Statement of Objectives
Deformable objects are pervasive in applications across sectors including industry, agriculture, and healthcare. Having robots that could reliably manipulate such objects could yield significant benefits. However, the robotic handling of soft objects in dynamic and unstructured environments poses a challenging research area spanning perception, planning, control, machine learning, and human-robot interaction. Thus, we propose a workshop dedicated to deformable object manipulation given the vast potential for robotic systems and current unsolved research questions. In particular, the workshop focuses on:
- Grippers/tools design and grasping for manipulation of deformable objects Grasping of deformable objects can be found in different health and industrial applications. This is a very challenging task due to the non-rigidity properties of the objects. This imposes challenges from different aspects such as gripper and tool design, object grasping, and how to control the grasping points during the manipulations. Some answers exist in the literature composed of having prior knowledge of the deformed object or/and designing a specific gripper or tool. However, these solutions will have some limitations to the manipulation of deformable objects in general.
- Data management of deformable objects Data management is an important aspect of robotic control. It can be used in different approaches such as perception and learning. There are few benchmarks for evaluating and comparing different approaches for deformable object manipulation. In this topic, we highlight the importance of benchmarking where these data are the base for other manipulation topics such as learning techniques (sim2real) to explore the challenges of deformable objects.
- Machine learning for deformable object manipulation (Perception and Control) Deep learning from vision and touch data can be used for recognizing physical features and surface reconstruction of manipulated objects to determine how the robot should grasp the object or plan for the manipulation actions. In addition, deep reinforcement learning and learning from demonstration approaches have enabled the manipulation of a wide variety of deformable objects. Finally, modern machine learning now relies heavily on "foundation models" which have been trained on broad data for use in many downstream application tasks, some of which include deformable object manipulation. Machine learning is undoubtedly a very promising tool in the highly uncertain and complex scenarios of deformable object manipulation.
- Deformable object manipulation educational tutorial There is a rapid cycle of technology development and innovation in soft robotics and the manipulation of deformable objects. In parallel, there is a need for robots to interact physically with unstructured environments including deformable objects. In this workshop, an educational tutorial will be given on recent advancements in soft robots.

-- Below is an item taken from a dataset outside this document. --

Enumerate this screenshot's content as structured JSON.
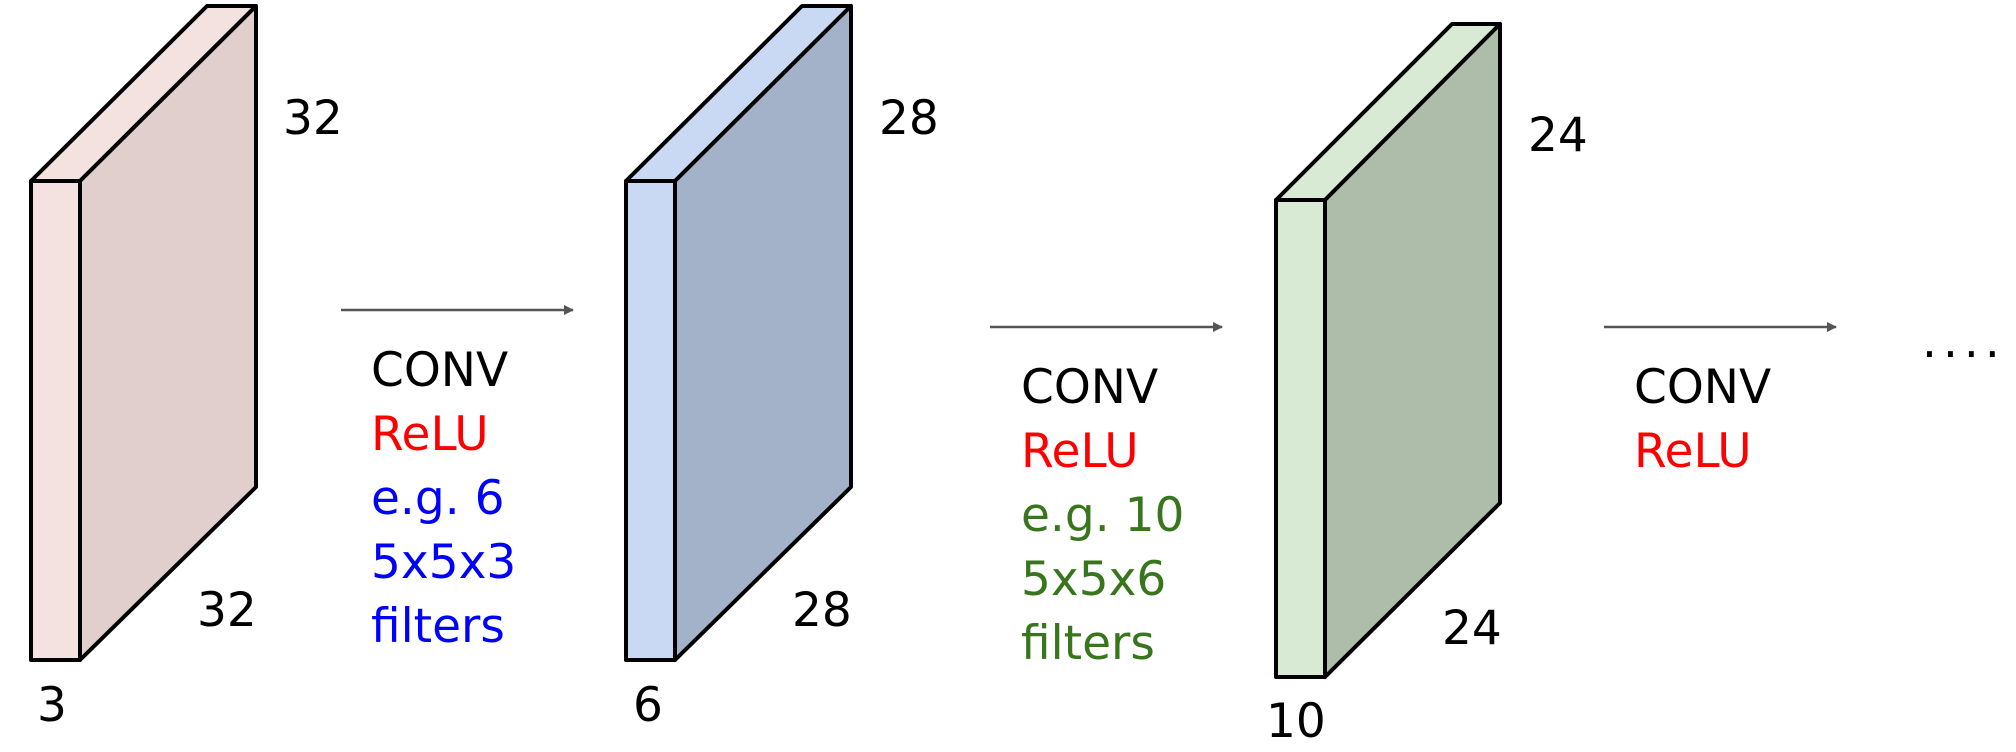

The workshop will present current advances and contributions in deformable object manipulation. A panel of recognized experts will present and discuss their recent and innovative research results. In addition, we propose an intervention between experts close to the subject to better understand the communication and dissemination within the community.
Akin to ROMADO’s previous workshops and to prompt discussion of current and future research, paper submissions will be requested, and a poster session will be organized for accepted papers. Furthermore, all materials (presentations and discussions, but also experimental data) will be available online.